Crypto.com publie sa liste complète de blocage sur la page officielle des restrictions géographiques de l'application, que la société a mise à jour le 12 mai de cette année. La liste couvre 74 pays et territoires, plus New York au niveau de l'État et cinq régions occupées d'Ukraine.
Le tableau ci-dessous regroupe chaque entrée de la liste officielle par la raison du blocage, afin que vous puissiez trouver votre pays et comprendre en un coup d'œil ce qui motive son exclusion.

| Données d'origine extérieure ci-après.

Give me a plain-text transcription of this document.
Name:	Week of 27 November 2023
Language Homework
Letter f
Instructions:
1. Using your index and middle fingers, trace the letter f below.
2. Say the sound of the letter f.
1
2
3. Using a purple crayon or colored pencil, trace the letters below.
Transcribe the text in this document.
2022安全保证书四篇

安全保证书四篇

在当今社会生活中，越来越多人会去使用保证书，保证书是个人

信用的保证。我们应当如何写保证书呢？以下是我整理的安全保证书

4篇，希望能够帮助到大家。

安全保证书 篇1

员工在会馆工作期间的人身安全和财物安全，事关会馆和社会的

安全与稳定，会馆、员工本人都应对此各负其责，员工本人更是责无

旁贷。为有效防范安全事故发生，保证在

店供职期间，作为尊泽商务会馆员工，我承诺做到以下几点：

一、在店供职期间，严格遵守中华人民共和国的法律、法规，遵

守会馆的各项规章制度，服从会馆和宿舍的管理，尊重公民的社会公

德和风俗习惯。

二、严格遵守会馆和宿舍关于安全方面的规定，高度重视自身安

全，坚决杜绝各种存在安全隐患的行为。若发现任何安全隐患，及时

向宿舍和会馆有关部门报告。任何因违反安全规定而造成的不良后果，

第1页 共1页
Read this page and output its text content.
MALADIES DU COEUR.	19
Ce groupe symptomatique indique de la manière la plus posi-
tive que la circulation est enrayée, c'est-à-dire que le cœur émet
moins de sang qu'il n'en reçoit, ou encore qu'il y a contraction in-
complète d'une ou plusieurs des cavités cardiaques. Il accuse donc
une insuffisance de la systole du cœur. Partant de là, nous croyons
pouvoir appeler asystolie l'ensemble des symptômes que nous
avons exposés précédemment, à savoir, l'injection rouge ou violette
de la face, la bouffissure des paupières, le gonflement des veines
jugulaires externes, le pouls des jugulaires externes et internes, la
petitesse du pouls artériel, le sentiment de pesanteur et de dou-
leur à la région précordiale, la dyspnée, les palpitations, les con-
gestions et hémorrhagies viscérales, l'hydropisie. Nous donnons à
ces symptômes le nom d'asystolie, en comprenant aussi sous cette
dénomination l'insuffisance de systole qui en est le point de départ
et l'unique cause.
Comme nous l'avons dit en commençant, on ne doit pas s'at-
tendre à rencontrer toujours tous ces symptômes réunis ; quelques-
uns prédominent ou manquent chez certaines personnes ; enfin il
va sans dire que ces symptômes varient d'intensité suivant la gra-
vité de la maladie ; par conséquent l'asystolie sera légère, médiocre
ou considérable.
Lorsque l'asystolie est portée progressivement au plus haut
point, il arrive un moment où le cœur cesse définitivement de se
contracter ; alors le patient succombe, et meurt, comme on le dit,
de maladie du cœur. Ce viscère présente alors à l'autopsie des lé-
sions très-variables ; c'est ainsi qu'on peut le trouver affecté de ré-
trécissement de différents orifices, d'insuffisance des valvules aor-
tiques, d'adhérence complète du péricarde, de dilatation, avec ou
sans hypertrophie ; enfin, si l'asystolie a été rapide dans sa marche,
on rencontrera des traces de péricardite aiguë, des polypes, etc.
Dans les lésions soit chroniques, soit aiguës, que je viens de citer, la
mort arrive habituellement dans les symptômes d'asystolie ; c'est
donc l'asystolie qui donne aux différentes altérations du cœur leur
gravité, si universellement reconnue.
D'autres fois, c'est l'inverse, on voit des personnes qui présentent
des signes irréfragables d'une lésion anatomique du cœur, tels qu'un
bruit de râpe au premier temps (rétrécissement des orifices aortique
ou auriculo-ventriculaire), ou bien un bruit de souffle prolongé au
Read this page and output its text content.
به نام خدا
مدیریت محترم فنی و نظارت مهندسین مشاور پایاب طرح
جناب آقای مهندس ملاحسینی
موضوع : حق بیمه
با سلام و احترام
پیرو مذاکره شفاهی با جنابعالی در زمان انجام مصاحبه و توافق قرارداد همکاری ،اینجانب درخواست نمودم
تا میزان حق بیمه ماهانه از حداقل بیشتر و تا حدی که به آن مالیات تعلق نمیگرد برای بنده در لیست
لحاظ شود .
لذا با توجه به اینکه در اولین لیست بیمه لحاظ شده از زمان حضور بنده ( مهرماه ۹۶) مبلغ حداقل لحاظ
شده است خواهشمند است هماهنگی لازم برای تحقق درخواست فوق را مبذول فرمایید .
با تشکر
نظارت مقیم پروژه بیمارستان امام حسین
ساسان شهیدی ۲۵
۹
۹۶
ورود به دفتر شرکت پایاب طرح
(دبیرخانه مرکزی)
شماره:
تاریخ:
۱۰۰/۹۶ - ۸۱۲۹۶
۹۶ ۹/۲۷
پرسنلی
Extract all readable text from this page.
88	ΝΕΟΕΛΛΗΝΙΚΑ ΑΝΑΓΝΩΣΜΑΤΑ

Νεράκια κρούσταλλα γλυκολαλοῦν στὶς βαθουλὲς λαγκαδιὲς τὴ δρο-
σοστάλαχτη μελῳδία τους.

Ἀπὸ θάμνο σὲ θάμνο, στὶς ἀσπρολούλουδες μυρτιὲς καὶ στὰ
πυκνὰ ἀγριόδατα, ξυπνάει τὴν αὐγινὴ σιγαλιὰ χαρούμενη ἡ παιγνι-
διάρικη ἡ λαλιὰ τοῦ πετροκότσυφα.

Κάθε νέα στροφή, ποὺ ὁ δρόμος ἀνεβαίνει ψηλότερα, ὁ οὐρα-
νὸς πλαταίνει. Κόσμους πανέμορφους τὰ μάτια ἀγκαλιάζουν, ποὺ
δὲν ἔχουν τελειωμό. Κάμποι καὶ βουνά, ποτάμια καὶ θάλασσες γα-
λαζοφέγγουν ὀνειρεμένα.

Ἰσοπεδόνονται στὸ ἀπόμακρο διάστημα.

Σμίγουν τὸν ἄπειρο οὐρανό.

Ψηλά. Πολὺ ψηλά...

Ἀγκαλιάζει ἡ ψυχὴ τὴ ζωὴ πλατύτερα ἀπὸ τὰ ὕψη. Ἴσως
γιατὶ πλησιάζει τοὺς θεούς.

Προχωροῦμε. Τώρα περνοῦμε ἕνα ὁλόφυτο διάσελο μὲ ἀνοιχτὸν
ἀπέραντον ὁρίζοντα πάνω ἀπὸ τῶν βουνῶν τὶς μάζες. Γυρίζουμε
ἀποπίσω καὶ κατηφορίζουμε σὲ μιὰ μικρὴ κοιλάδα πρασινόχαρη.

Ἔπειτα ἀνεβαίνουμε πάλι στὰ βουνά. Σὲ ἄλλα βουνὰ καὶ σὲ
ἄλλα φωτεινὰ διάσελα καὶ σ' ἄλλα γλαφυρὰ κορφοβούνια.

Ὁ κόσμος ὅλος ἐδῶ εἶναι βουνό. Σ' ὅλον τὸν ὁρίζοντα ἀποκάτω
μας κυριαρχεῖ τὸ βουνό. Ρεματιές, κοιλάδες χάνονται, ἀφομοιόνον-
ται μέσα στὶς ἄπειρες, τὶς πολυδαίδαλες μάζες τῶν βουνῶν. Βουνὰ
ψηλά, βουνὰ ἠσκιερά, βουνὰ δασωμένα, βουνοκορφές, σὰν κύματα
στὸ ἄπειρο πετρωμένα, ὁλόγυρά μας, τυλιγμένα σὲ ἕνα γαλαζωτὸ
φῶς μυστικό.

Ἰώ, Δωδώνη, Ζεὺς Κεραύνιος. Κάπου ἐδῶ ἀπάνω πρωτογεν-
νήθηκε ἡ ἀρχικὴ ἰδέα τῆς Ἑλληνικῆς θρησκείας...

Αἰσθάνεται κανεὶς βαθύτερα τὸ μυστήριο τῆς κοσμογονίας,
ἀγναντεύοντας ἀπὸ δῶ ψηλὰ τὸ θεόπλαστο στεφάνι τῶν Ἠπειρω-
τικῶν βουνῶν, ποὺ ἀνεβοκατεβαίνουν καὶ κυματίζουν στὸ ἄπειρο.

Les sanctions sont à l'origine du premier groupe. Servir ces marchés enfreindrait les mesures appliquées par l'Office of Foreign Assets Control (OFAC) des États-Unis, l'unité du Trésor qui sanctionne les entreprises traitant avec des régions sous embargo, c'est pourquoi Crypto.com les exclut toutes. En Ukraine, seules les cinq régions occupées sont interdites, et le reste du pays conserve un accès complet.
La législation locale explique le second cas. La Chine interdit purement et simplement les plateformes d'échange de cryptomonnaies, la banque centrale du Népal interdit aux résidents de détenir des actifs numériques, et l'Indonésie a rejoint la liste après que son Autorité des services financiers (OJK) a commencé à publier une liste blanche des seules plateformes autorisées à servir les Indonésiens, un registre sur lequel Crypto.com ne figure pas. Les groupes restants couvrent les marchés où le contrôle anti-blanchiment d'argent est difficile à mettre en œuvre, tandis que New York reste bloqué car Crypto.com ne détient pas la BitLicence que l'État exige des entreprises de cryptomonnaies.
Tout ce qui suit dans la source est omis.